Von Anfang an ist die Karte mehr als ein bloßes Hilfsinstrument gewesen, das sich der Mensch ausgedacht hat, um in der Natur zurechtzukommen, um in einer nicht selten feindlichen Welt seinen Platz zu finden und diese dann Zug um Zug beherrschen zu lernen. Klar: Karten sind nicht nur Instrumente persönlicher Orientierung, mit der man durch die Welt finden will, sie sind auch Zeugnisse der Macht, die imponieren will und sich Denkmäler schafft, seien es gebaute, gemalte oder eben gedruckte.


Und womit kann man besser repräsentieren als mit technischer Perfektion, im langen Zeitalter des Zirkels, den man erst in der Hand Gottes wusste, dieser aber dann doch entwand, um selbst Schöpfer zu sein. Der Mann mit dem Zirkel und seine Schöpfung: Die Karte, dieser papierene, zusammenzurollende oder auf eine Kugel zu projizierende Kosmos, der dann Globus heißen sollte. Er, der scheinbar grenzenlosen Raum abbildete, sollte feierlichen Einzug in große wie kleine Räume halten, in kleine Gelehrtenkabinette, die in der Renaissance Studioli hießen, oder in die großen Bibliotheken von Klöstern und Stiften, wo seine das Monumentale mehr als streifende Gestalt außer dem obligaten Schöpferlob eine dazu passende, nicht weniger imponierende Botschaft bereithielt. Dies alles ist mir untertänig …


Mindestens zweimal existiert jede Karte, die wir zu sehen bekommen: Zum Ersten auf dem Papier, sodass sich nicht nur ein grafisches Dokument vor unseren Augen auftut, sondern sich ein echtes Kunstwerk vorstellt, entstanden aus dem Geist der Präzision. Warum sollte ein Kartograf nicht auch Grafiker, ja Künstler genannt werden, finden doch Kunstfertigkeit und inhaltlicher Anspruch zusammen, gehen Handwerkliches wie Intellektuelles eine sinnlich erfahrbare Symbiose ein.


Da ist sie wieder, die ersehnte Rolle des frühneuzeitlichen Menschen: die klassische Schöpferrolle, die jedoch nicht in genialischer Einsamkeit verharrt, sondern schon auf das Verfahren moderner Arbeitsteilung setzt. Das Kunstwerk ist längst ins Stadium seiner Reproduzierbarkeit eingetreten, bevor die Fotografie nach der Herrschaft greift. Um Grafik zu produzieren, bedarf es mehrerer Köpfe und Hände: Delineavit – hat es gezeichnet, sculpsit – hat es gestochen; excudi – hat es verlegt.

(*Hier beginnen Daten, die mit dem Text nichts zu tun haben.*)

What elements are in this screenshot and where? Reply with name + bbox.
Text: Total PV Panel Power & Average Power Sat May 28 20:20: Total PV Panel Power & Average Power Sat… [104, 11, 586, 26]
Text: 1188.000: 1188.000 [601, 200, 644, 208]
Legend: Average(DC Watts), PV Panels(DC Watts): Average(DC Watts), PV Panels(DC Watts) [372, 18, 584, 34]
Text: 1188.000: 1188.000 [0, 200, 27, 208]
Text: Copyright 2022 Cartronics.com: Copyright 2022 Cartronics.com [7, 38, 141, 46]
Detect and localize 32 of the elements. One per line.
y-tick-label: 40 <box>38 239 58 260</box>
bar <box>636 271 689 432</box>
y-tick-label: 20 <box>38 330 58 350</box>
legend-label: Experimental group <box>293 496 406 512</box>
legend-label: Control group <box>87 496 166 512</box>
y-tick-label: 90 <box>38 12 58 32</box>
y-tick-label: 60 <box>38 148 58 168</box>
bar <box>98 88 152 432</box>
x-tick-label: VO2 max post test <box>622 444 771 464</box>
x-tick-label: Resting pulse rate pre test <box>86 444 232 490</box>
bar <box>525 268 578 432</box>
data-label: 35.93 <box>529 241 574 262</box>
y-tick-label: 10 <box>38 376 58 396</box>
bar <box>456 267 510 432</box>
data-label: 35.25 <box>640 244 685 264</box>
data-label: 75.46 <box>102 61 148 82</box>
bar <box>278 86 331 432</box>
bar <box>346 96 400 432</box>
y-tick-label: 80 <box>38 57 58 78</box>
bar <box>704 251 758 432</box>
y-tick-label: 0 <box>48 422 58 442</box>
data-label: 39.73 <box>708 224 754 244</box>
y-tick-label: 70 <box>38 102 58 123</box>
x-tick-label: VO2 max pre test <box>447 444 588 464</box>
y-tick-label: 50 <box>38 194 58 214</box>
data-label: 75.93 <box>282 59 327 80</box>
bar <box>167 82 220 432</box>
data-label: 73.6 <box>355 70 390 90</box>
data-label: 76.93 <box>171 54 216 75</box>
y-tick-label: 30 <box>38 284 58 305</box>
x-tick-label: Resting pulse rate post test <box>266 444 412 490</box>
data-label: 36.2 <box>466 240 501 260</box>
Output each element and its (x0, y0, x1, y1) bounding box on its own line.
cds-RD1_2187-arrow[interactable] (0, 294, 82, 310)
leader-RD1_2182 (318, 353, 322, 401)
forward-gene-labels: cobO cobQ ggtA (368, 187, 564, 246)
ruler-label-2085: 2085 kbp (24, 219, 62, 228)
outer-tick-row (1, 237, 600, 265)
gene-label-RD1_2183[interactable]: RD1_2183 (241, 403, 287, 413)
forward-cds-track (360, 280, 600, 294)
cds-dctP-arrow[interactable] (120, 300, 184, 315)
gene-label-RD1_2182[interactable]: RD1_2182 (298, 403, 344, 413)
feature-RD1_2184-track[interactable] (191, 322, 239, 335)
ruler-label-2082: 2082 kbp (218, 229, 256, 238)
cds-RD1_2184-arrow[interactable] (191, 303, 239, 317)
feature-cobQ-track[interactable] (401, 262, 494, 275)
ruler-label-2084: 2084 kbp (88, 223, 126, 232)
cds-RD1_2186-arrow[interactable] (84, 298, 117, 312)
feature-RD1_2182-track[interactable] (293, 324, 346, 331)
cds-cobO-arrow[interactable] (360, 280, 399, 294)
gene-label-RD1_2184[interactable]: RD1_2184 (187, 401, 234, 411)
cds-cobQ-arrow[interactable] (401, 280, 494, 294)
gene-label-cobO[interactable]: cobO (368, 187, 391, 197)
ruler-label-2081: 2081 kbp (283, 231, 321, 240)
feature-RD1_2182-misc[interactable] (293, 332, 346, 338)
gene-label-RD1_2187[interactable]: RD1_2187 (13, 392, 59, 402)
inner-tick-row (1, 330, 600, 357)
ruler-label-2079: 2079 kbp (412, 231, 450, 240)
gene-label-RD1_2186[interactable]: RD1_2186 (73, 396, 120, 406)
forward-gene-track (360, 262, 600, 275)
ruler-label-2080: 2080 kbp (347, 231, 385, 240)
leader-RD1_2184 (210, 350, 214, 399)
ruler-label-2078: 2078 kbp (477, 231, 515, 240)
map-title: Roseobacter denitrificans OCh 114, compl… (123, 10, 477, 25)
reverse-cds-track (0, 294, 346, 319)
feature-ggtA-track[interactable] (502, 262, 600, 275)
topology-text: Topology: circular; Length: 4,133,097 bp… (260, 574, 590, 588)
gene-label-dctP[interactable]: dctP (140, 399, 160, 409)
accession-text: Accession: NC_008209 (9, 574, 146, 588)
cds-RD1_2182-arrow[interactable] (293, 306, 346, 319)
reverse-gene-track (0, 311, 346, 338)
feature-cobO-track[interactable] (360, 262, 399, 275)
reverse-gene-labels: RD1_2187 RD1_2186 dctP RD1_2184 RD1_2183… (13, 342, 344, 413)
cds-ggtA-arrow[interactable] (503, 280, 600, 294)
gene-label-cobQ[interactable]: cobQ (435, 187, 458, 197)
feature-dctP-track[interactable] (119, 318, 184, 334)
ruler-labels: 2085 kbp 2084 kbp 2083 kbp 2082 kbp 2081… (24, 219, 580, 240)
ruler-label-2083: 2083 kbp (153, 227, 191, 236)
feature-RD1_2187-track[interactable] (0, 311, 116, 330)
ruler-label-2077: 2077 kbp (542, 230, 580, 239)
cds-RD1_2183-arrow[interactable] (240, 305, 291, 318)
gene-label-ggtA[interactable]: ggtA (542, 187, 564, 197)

Zum Zweiten lebt die Karte im Kopf weiter, prägt sich Gedächtnis ein wie eine Spur, aus der Erfahrung des Messvorgangs wie in den Kopf geworfen. Die Erinnerung nimmt Grundzüge vorweg, die das ermöglichen, was man gemeinhin Orientierung nennt. Doch will alles, was erfahren wird, auch belegt werden, um jeden Irrtum, jede Desorientierung auszuschließen – dazu verhilft der versichernde Blick auf die Karte. Mit dem prüfenden, dem Gedächtnis zu Hilfe eilenden Blick fügt sich die zunächst noch im Ungefähren verharrende, vage Vorstellung des Wo und Wohin zu einem verlässlichen Bild, wird zu einem gangbaren Wegesystem, eben der kartografisch begründeten Projektion. Das Auge, das sich zunächst vorgetastet hat, wird zum beherrschenden Organ, das über die Erfahrung die Erkenntnis befördert und Sicherheit stiftet. Der Triumph der Empirie. Nicht von ungefähr ist in der Frühen Neuzeit der Sehsinn, visus, als der vornehmste aller fünf Sinne angesehen worden.


Der Kopf ist in der Karte

Anthropomorphe Bilder – anthropomorphe Karten. Bild und Karte finden schnell zueinander, denn längst ist uns klar, dass Karten nicht objektive Wiedergaben, sondern höchst eigenwillig konzipierte Projektionen, im Wortsinne Kopf-Arbeiten, sind.


Und die Köpfe, Bestandteile von Gesamtorganismen, sind selbst Körper und auf ihre Weise bildwürdig im Spiegel der kunstgeschichtlich festgeschriebenen Gattung des Porträts: Sie weisen Höhen und Tiefen auf, wie bei Landschaften liest man „Züge“ heraus. Dem ebenso umstrittenen wie schon von der Geschichte „geheiligten“ Verfahren der Physiognomik getreu verdichtet sich diese Lektüre zur Analyse von Typen- oder Charaktereigenschaften. Worte wie „hart“ oder „lieblich“ werden ebenso auf Gesichts- wie Landschaftszüge angewandt, Haupthaar und Augenbrauen könnten dabei fast als Bewaldung durchgehen; Augen, wie „unergründlich“ in die Gesichtslandschaft gesenkt, muten wie glänzende Gewässer an, hinter deren glänzender Oberfläche sich eine Tiefe verbirgt. Der Kopf ist in der Karte, aber nicht nur das, er wird selbst zu einer Karte mit Haupt- und Nebenwegen. Doch ist Vorsicht geboten: Die Lektüre solcher Karten jenseits der Kartografie ist von großem Reiz, aber nicht ohne Risiken für die Sicherheit der scheinbar gewonnenen Erkenntnis, nur allzu leicht kann die Charakterlektüre dabei auf Abwege führen.


Es ist die Künstlerin selbst, die ihren eigenen Kopf den kartografischen Projektionen unterlegt. Der Kopf der Künstlerin hat dann auch alles Recht der Welt, als Sitz der Reflexion und des Gedächtnisses selbst ins Bild zu gelangen, doch nicht in Konkurrenz zu der Karte und ihrer aus feinen Linien bestehenden Struktur, sondern in einer Symbiose damit, einer Symbiose, die den Kopf ebenfalls zu einem grafischen Gebilde werden lässt. Der Kopf, das unterlegte Selbstporträt, erscheint selbst „kartiert“. Zumal Kartografie und grafisch simulierte Plastizität im Zeichen der Höhenlinien zueinander finden.